BU Wheelock also offers numerous graduate programs and degrees, including the Master of Education degree, the Master of Arts in Teaching degree, the Certificate of Advanced Graduate Study, the Doctor of Education degree, and the Doctor of Philosophy degree. Graduate programs include degrees in Counseling Psychology and Applied Human Development, Educational Leadership, and Curriculum and Teaching. Boston University's special education program offers a dual-degree program with the School of Social Work that results in students earning either an M.S.W./Ed.M. or an M.S.W./Ed.D.

Master's degree and C.A.G.S. programs usually require the equivalent of one year of full-time study. Doctoral programs generally require the equivalent of two or more years of full-time study.

==Other programs==
In 1997, Boston University created Boston University’s Initiative for Literacy Development (BUILD). BUILD is a collaboration between Boston University and the Boston Public Schools (BPS) that pairs BU students with BPS students from preschool to fifth grade and helps them develop their reading and writing skills.

In 1988, Boston University took over management of the public schools in Chelsea. The partnership was ended in June 2008.

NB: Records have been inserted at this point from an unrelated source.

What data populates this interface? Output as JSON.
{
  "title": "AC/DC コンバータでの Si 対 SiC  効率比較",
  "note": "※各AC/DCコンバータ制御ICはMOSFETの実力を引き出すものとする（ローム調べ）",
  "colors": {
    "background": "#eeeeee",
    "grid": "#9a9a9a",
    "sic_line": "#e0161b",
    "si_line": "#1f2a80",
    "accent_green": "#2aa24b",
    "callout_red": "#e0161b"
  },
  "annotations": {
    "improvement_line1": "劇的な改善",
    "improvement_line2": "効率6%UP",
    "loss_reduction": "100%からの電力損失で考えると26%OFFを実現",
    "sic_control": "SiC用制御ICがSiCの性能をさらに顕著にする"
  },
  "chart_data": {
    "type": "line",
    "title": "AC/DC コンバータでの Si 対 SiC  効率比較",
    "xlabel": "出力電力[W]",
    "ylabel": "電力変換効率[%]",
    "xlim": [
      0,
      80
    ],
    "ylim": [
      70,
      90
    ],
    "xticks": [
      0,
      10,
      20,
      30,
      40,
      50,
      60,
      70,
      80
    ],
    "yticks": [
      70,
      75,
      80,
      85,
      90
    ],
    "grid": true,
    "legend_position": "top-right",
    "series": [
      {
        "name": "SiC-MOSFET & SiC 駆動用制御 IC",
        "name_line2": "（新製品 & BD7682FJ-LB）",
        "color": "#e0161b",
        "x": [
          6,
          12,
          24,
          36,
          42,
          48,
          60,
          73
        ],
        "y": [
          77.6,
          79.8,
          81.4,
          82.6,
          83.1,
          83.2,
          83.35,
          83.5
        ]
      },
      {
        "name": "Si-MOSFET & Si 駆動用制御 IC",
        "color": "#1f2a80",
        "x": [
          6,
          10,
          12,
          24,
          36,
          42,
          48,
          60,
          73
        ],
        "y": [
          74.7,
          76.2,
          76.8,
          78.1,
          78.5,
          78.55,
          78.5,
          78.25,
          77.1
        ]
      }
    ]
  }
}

In 2006, Step UP was created. Step Up is a collaboration between the BPS and the City of Boston to help students improve their performance. Boston University is one of five universities involved in the program.

== Notable people ==

=== Alumni ===
- Wendy Chamberlin, SED'71, former U.S. Ambassador to the Islamic Republic of Pakistan, currently President of the Middle East Institute
- Celeste Freytes, interim president of the University of Puerto Rico
- Marie Jean Philip, American Sign Language and Deaf Culture advocate, researcher and teacher. She was a pioneer in the Bilingual-Bicultural (Bi-Bi) movement
- Ben Bahan, American Sign Language storyteller and researcher
- Margaret Hamilton, American actress and educator

=== Faculty ===
- Penny A. Bishop, dean of BU Wheelock College of Education and Human Development, from 2024-present.
- David Chard, inaugural dean of BU Wheelock College of Education and Human Development, from 2021-2024.
- Hardin L.K. Coleman, dean of the School of Education at Boston University from 2008 to 2017.
- Henry Giroux, former professor of education at Boston University from 1977 to 1983. One of the founding theorists of critical pedagogy in the United States.
- James Paul Gee, former professor of education from 1982–1988 and chair of the Department of Developmental Studies and Counseling. His research focus is in psycholinguistics, discourse analysis, sociolinguistics, bilingual education, and literacy.